If ${\displaystyle (f^{\nu })}$ epi-converges to ${\displaystyle f}$, then ${\displaystyle \limsup _{\nu \to \infty }[\inf f^{\nu }]\leq \inf f}$. Furthermore, if ${\displaystyle x}$ is a limit point of minimizers of ${\displaystyle f^{\nu }}$, then ${\displaystyle x}$ is a minimizer of ${\displaystyle f}$. In this sense,

${\displaystyle \lim _{v\to \infty }\operatorname {argmin} f^{\nu }\subseteq \operatorname {argmin} f.}$

Epi-convergence is the weakest notion of convergence for which this result holds.

## Properties

• ${\displaystyle (f^{\nu })}$ epi-converges to ${\displaystyle f}$ if and only if ${\displaystyle (-f^{\nu })}$ hypo-converges to ${\displaystyle -f}$.
• ${\displaystyle (f^{\nu })}$ epi-converges to ${\displaystyle f}$ if and only if ${\displaystyle (\operatorname {epi} f^{\nu })}$ converges to ${\displaystyle \operatorname {epi} f}$ as sets, in the Painlevé–Kuratowski sense of set convergence.
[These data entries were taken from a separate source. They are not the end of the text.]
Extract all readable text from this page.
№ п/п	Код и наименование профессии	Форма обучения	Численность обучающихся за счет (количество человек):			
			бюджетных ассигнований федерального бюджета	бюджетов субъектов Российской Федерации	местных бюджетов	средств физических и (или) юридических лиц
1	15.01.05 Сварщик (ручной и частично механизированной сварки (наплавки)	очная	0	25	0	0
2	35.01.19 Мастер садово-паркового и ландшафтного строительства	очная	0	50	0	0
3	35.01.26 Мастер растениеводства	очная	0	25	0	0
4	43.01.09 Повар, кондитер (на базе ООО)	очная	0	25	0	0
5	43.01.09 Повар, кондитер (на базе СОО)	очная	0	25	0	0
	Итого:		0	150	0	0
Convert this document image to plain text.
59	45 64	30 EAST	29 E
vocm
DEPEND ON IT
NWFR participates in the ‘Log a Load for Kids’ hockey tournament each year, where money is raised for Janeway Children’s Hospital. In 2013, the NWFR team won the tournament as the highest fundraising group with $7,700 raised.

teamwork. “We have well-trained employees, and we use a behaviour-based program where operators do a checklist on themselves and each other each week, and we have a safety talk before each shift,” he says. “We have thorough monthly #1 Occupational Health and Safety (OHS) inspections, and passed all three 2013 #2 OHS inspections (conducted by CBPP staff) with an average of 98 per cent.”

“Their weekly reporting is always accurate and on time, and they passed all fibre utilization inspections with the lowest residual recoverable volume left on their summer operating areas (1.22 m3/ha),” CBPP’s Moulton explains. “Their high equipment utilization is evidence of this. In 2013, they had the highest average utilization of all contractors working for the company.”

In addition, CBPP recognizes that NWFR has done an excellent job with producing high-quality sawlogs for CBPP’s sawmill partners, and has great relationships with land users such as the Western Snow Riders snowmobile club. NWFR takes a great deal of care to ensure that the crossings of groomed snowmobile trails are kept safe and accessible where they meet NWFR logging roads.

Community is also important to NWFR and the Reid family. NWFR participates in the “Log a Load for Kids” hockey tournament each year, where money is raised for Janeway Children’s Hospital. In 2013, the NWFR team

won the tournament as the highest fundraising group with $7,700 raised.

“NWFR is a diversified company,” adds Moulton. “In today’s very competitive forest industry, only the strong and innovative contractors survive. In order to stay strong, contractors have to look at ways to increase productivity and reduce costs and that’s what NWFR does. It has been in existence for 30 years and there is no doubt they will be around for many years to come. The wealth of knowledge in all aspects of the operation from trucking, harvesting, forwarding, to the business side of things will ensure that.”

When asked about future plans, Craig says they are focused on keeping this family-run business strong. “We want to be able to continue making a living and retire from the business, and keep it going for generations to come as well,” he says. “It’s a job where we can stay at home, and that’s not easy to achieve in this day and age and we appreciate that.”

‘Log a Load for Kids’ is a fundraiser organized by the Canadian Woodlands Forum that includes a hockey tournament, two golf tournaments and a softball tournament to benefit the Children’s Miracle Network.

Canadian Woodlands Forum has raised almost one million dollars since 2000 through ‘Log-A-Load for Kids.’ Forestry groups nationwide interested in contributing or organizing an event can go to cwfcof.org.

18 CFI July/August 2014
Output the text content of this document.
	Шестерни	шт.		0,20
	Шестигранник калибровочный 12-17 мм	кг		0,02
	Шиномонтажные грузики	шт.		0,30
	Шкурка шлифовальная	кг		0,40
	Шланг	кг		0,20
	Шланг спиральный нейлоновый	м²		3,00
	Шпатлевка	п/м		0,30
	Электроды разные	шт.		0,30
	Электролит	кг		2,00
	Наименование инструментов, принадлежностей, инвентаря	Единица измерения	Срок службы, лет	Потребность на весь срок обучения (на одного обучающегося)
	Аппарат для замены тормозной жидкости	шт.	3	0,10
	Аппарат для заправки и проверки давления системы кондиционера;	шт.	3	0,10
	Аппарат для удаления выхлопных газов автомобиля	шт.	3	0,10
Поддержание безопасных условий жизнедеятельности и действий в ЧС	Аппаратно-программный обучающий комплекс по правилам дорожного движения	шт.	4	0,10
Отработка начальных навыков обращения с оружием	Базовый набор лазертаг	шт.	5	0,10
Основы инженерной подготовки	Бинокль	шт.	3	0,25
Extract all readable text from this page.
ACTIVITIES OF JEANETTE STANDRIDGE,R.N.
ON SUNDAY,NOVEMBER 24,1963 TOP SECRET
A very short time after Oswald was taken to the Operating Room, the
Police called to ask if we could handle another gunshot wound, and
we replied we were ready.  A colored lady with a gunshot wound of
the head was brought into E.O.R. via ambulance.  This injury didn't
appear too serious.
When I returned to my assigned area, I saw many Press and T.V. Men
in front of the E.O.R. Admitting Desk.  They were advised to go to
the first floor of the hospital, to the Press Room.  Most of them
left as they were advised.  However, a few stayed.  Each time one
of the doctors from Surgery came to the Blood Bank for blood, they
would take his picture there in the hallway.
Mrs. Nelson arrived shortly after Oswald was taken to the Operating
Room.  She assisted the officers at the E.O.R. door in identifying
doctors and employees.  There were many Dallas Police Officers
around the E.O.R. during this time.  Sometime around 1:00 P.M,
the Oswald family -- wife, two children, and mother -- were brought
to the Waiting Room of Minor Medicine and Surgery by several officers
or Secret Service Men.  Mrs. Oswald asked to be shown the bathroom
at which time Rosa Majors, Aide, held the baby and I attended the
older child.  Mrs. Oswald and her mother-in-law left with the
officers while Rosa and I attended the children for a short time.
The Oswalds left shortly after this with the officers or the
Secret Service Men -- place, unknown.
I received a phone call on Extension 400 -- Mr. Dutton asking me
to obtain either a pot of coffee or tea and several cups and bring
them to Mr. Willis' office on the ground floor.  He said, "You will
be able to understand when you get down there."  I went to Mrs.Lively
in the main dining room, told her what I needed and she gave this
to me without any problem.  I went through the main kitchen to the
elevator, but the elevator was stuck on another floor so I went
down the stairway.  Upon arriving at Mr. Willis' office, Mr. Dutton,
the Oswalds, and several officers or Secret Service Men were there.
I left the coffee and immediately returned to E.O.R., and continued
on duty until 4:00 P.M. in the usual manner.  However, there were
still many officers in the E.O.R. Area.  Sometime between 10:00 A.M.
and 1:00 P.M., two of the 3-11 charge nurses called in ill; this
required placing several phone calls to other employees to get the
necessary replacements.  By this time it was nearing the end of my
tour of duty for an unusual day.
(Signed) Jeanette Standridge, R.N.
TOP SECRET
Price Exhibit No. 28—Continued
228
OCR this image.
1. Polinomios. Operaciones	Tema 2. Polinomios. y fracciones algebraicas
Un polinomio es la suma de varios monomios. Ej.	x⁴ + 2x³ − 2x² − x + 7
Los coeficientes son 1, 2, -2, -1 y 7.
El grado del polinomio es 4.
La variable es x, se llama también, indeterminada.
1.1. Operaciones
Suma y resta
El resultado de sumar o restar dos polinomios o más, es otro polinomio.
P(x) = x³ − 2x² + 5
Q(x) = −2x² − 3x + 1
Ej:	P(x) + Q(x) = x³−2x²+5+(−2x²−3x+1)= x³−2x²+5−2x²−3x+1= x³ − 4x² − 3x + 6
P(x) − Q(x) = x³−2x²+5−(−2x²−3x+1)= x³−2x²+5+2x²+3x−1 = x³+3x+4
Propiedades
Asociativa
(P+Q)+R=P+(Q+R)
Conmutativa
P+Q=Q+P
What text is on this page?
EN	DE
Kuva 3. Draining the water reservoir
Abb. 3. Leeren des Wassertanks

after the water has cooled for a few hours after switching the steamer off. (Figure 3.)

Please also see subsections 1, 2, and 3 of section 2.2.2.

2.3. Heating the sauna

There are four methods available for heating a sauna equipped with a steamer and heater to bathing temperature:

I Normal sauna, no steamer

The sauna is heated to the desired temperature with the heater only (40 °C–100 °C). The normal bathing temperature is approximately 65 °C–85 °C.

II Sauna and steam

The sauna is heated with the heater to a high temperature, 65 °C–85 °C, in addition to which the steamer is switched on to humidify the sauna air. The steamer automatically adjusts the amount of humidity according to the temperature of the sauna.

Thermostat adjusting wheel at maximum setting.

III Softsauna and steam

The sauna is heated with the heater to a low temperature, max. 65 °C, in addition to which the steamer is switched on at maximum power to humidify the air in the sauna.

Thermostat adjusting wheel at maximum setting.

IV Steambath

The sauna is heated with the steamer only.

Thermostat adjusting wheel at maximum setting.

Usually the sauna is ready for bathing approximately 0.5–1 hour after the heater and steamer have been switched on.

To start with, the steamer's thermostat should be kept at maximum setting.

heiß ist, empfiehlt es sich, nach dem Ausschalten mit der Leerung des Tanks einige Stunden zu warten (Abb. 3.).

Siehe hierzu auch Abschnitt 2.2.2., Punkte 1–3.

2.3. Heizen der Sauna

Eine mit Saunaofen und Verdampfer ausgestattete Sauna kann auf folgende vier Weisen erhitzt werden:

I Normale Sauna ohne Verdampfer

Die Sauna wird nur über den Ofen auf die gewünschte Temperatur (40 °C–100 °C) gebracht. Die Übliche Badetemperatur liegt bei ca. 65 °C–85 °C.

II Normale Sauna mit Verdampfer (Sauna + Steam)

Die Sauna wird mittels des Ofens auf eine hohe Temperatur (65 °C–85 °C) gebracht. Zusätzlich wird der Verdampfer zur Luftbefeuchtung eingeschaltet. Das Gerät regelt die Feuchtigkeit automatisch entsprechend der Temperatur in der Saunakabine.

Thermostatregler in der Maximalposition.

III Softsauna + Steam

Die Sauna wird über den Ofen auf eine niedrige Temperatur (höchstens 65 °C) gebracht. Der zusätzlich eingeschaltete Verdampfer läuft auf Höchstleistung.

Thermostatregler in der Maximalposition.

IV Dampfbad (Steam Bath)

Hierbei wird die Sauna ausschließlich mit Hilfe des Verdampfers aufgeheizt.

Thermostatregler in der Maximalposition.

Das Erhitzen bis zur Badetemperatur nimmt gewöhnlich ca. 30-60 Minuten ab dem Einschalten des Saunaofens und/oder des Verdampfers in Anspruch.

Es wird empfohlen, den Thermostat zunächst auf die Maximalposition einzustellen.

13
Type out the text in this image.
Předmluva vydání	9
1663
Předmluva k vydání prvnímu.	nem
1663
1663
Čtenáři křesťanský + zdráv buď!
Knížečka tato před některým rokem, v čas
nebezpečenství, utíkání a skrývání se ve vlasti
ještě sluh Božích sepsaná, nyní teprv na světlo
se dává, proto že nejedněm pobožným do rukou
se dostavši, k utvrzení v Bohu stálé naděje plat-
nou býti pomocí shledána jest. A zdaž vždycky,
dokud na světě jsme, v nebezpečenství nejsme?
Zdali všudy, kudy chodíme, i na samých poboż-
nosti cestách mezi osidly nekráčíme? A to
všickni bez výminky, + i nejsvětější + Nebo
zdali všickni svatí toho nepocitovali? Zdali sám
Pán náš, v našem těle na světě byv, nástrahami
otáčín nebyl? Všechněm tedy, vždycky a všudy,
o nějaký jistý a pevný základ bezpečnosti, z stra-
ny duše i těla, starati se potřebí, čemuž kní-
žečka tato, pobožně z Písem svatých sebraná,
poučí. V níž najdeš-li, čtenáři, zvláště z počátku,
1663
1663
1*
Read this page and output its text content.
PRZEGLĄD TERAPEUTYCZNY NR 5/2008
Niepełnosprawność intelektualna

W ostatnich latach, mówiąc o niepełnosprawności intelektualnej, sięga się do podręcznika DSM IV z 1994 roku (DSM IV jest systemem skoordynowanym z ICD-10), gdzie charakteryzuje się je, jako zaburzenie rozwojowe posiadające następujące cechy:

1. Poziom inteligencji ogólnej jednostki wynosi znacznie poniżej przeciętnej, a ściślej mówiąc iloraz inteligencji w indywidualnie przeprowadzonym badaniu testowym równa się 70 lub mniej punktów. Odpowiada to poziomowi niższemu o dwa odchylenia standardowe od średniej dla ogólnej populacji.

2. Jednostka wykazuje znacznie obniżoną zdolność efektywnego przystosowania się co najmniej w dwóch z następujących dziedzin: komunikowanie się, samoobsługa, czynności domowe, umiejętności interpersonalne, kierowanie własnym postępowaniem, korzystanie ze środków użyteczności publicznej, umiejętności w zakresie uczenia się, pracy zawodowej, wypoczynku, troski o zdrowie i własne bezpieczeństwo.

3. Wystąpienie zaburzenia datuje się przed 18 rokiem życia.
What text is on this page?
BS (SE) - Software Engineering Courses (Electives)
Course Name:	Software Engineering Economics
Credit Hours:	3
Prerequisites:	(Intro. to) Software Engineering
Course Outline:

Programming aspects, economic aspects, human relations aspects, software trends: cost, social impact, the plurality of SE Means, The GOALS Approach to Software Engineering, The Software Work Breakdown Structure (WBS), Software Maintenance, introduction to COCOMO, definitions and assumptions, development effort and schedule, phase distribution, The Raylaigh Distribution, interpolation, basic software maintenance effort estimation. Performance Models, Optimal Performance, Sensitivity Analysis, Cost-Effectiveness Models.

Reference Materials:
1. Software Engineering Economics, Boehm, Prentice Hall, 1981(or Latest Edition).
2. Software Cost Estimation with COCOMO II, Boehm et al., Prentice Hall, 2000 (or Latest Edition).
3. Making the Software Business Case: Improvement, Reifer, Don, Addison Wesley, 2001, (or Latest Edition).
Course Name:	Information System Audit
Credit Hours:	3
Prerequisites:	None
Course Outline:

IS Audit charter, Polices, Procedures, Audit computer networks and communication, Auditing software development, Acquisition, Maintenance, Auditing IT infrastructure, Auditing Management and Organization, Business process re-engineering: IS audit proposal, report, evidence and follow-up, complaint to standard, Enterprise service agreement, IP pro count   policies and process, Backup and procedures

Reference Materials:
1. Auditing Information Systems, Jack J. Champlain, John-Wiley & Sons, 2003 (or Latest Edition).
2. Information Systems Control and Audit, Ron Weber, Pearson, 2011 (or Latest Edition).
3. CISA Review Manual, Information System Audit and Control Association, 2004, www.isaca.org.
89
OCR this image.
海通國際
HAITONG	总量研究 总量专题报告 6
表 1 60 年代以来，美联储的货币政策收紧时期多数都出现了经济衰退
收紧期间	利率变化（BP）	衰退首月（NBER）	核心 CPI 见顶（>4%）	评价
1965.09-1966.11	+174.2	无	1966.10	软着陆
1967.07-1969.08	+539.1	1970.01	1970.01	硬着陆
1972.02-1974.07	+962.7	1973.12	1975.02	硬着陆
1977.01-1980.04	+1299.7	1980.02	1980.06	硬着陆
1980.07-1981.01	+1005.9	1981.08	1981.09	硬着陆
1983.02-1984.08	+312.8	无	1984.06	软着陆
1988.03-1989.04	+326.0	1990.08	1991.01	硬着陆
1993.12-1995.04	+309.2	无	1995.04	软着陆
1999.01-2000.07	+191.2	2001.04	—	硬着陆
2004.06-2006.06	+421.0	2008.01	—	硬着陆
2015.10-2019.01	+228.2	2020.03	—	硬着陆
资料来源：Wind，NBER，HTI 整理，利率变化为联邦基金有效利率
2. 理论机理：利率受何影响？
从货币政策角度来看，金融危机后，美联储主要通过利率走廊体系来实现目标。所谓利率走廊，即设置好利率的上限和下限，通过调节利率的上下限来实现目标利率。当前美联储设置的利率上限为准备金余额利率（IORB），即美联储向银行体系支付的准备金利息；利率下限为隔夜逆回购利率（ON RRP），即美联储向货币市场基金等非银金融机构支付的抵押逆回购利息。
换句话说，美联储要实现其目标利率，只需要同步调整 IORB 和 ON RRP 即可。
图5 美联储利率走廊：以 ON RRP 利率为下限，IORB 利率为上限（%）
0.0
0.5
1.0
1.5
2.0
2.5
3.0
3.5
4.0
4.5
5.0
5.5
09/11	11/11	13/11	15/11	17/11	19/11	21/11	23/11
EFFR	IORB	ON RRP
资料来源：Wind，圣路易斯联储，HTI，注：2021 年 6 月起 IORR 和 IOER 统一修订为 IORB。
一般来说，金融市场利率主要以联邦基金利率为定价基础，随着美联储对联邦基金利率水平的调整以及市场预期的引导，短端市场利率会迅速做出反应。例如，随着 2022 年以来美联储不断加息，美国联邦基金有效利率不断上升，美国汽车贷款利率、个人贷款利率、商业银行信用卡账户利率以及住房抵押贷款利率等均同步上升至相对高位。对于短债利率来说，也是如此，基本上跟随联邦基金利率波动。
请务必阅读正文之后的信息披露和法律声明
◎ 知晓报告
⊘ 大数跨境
Here, ${\displaystyle \operatorname {epi} f}$ is the epigraph of the function ${\displaystyle f}$.
• If ${\displaystyle f^{\nu }}$ epi-converges to ${\displaystyle f}$, then ${\displaystyle f}$ is lower semi-continuous.
• If ${\displaystyle f^{\nu }}$ is convex for each ${\displaystyle \nu \in \mathbb {N} }$ and ${\displaystyle (f^{\nu })}$ epi-converges to ${\displaystyle f}$, then ${\displaystyle f}$ is convex.
• If ${\displaystyle f_{1}^{\nu }\leq f^{\nu }\leq f_{2}^{\nu }}$ and both ${\displaystyle (f_{1}^{\nu })}$ and ${\displaystyle (f_{2}^{\nu })}$ epi-converge to ${\displaystyle f}$, then ${\displaystyle (f^{\nu })}$ epi-converges to ${\displaystyle f}$.
• If ${\displaystyle (f^{\nu })}$ converges uniformly to ${\displaystyle f}$ on each compact set of ${\displaystyle \mathbb {R} ^{n}}$, then ${\displaystyle (f^{\nu })}$ epi-converges and hypo-converges to ${\displaystyle f}$.
• In general, epi-convergence neither implies nor is implied by pointwise convergence. Additional assumptions can be placed on an pointwise convergent family of functions to guarantee epi-convergence.